Where AI, Employees, and the Law Intersect

Baker Botts and ACC Houston hosted a half-day seminar on January 29, 2026 that featured timely discussions on AI, employment law, and what’s ahead for the workplace. Partners Rich Harper, Paul Morico and Scott Nelson and Latasha McDade, Senior Counsel at Exxon Mobil Corporation, Tenley Krueger, Vice President, Global Intellectual Property at Technip Energies and Courtney Flores, Managing Compliance Counsel at Motiva Enterprises participated in a session titled “Where AI, Employees, and the Law Intersect.”

Key Takeaways 

  1. AI use in employment has shifted from experimentation to accountability. Employers of all sizes are using AI to inform hiring, pay, promotion, discipline, and workforce reductions. The central legal question is no longer focused on a manager’s intent. The focus is now on how AI tools are trained, governed, documented, and reviewed. Weak documentation, limited human involvement, or overreliance on vendor tools increases risk even where no discriminatory motive exists. Employers remain responsible for explaining employee outcomes and demonstrating meaningful oversight.  
     
  2. Governance failures drive trade secret and IP risk. Generative AI expands the risk of confidential data disclosure, loss of trade secret protection, and ownership disputes. Employee inputs into third‑party tools and unreviewed AI‑assisted work product create exposure tied to process breakdowns rather than bad intent. Employers should treat AI as a drafting assistant rather than an author. Employees must review, validate, and finalize AI‑assisted work to confirm originality, ownership, and compliance.  
     
  3. Recording and investigations demand clear limits and human control. Workplaces increasingly operate on the assumption activity may be recorded or summarized by AI‑enabled tools. Employers should address consent, transparency, and confidentiality directly in policy, particularly for internal investigations and privileged communications. Panelists cautioned against using generative AI for witness interviews, credibility assessments, or conclusions. AI tools support administrative tasks such as timelines and organization. Core fact‑finding and judgment remain human responsibilities.  
     
  4. Vendor reliance does not shift accountability. Emerging state and local AI laws reinforce the employer’s role as the deployer of AI systems. Brand‑name vendors and off‑the‑shelf tools do not reduce legal responsibility.
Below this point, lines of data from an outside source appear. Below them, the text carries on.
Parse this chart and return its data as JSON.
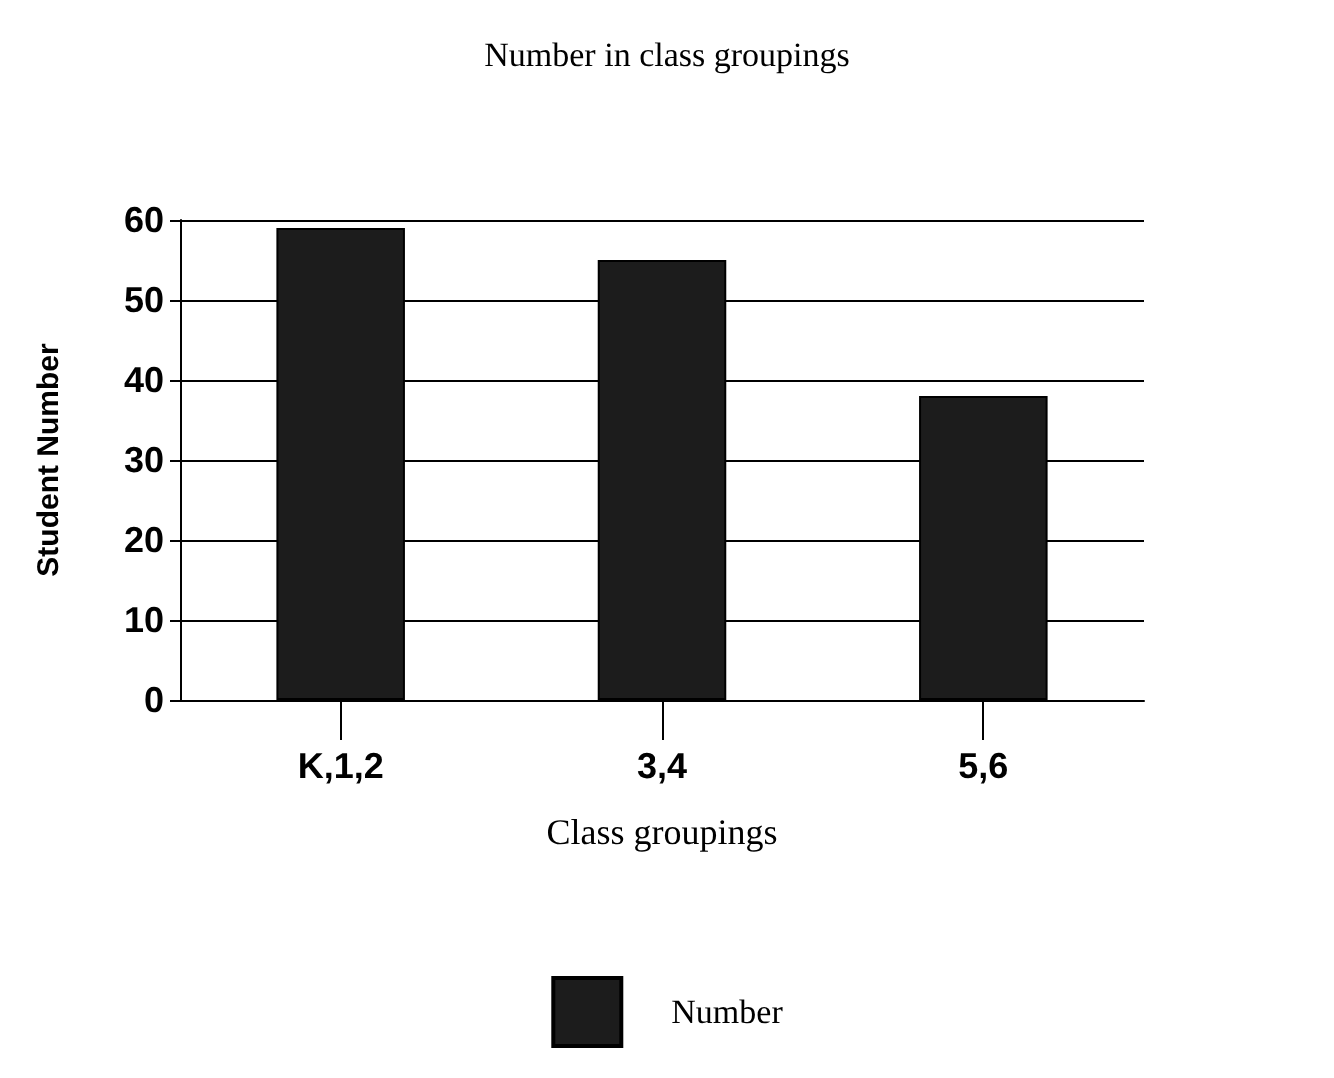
{
  "chart_data": {
    "type": "bar",
    "title": "Number in class groupings",
    "xlabel": "Class groupings",
    "ylabel": "Student Number",
    "categories": [
      "K,1,2",
      "3,4",
      "5,6"
    ],
    "series": [
      {
        "name": "Number",
        "color": "#1c1c1c",
        "values": [
          59,
          55,
          38
        ]
      }
    ],
    "ylim": [
      0,
      60
    ],
    "yticks": [
      0,
      10,
      20,
      30,
      40,
      50,
      60
    ],
    "grid": "y",
    "legend": "bottom"
  }
}
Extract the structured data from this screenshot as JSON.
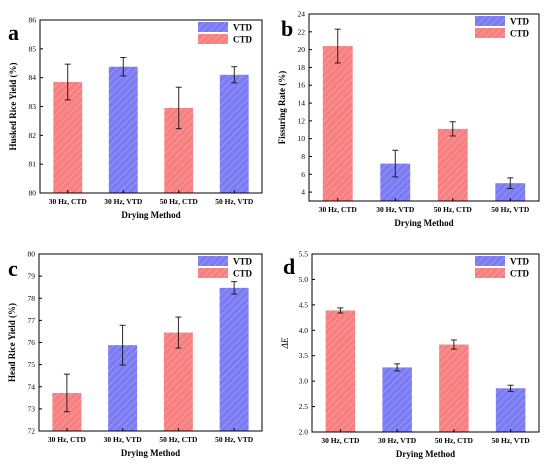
{
  "colors": {
    "vtd": "#7b7bf4",
    "ctd": "#f87f7f"
  },
  "chart_data": [
    {
      "id": "a",
      "type": "bar",
      "panel_label": "a",
      "categories": [
        "30 Hz, CTD",
        "30 Hz, VTD",
        "50 Hz, CTD",
        "50 Hz, VTD"
      ],
      "values": [
        83.85,
        84.38,
        82.95,
        84.1
      ],
      "errors": [
        0.62,
        0.32,
        0.72,
        0.28
      ],
      "groups": [
        "CTD",
        "VTD",
        "CTD",
        "VTD"
      ],
      "xlabel": "Drying Method",
      "ylabel": "Husked Rice Yield (%)",
      "ylim": [
        80,
        86
      ],
      "yticks": [
        80,
        81,
        82,
        83,
        84,
        85,
        86
      ],
      "legend": [
        "VTD",
        "CTD"
      ],
      "legend_position": "top-right"
    },
    {
      "id": "b",
      "type": "bar",
      "panel_label": "b",
      "categories": [
        "30 Hz, CTD",
        "30 Hz, VTD",
        "50 Hz, CTD",
        "50 Hz, VTD"
      ],
      "values": [
        20.4,
        7.2,
        11.1,
        5.0
      ],
      "errors": [
        1.9,
        1.5,
        0.8,
        0.6
      ],
      "groups": [
        "CTD",
        "VTD",
        "CTD",
        "VTD"
      ],
      "xlabel": "Drying Method",
      "ylabel": "Fissuring Rate (%)",
      "ylim": [
        3,
        24
      ],
      "yticks": [
        4,
        6,
        8,
        10,
        12,
        14,
        16,
        18,
        20,
        22,
        24
      ],
      "legend": [
        "VTD",
        "CTD"
      ],
      "legend_position": "top-right"
    },
    {
      "id": "c",
      "type": "bar",
      "panel_label": "c",
      "categories": [
        "30 Hz, CTD",
        "30 Hz, VTD",
        "50 Hz, CTD",
        "50 Hz, VTD"
      ],
      "values": [
        73.72,
        75.88,
        76.45,
        78.47
      ],
      "errors": [
        0.85,
        0.9,
        0.7,
        0.28
      ],
      "groups": [
        "CTD",
        "VTD",
        "CTD",
        "VTD"
      ],
      "xlabel": "Drying Method",
      "ylabel": "Head Rice Yield (%)",
      "ylim": [
        72,
        80
      ],
      "yticks": [
        72,
        73,
        74,
        75,
        76,
        77,
        78,
        79,
        80
      ],
      "legend": [
        "VTD",
        "CTD"
      ],
      "legend_position": "top-right"
    },
    {
      "id": "d",
      "type": "bar",
      "panel_label": "d",
      "categories": [
        "30 Hz, CTD",
        "30 Hz, VTD",
        "50 Hz, CTD",
        "50 Hz, VTD"
      ],
      "values": [
        4.39,
        3.27,
        3.72,
        2.86
      ],
      "errors": [
        0.05,
        0.07,
        0.09,
        0.06
      ],
      "groups": [
        "CTD",
        "VTD",
        "CTD",
        "VTD"
      ],
      "xlabel": "Drying Method",
      "ylabel": "ΔE",
      "ylim": [
        2.0,
        5.5
      ],
      "yticks": [
        "2.0",
        "2.5",
        "3.0",
        "3.5",
        "4.0",
        "4.5",
        "5.0",
        "5.5"
      ],
      "legend": [
        "VTD",
        "CTD"
      ],
      "legend_position": "top-right"
    }
  ]
}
Employers need structured diligence, defined controls, and clear documentation of testing, safeguards, and human review. These expectations apply equally to large enterprises and smaller organizations adopting AI tools.  
     
  5. Cautious adoption and continuous learning define current practice. Across company size and industry, employers are moving forward carefully, learning alongside large language models, and adjusting governance as real‑world use reveals risk. Adoption is no longer about whether to use AI. The focus is on control, accountability, and understanding how AI affects employee decisions. Effective AI programs focus on employee decision‑making, documented human oversight, clear training, and transparent communication about how AI is used and why.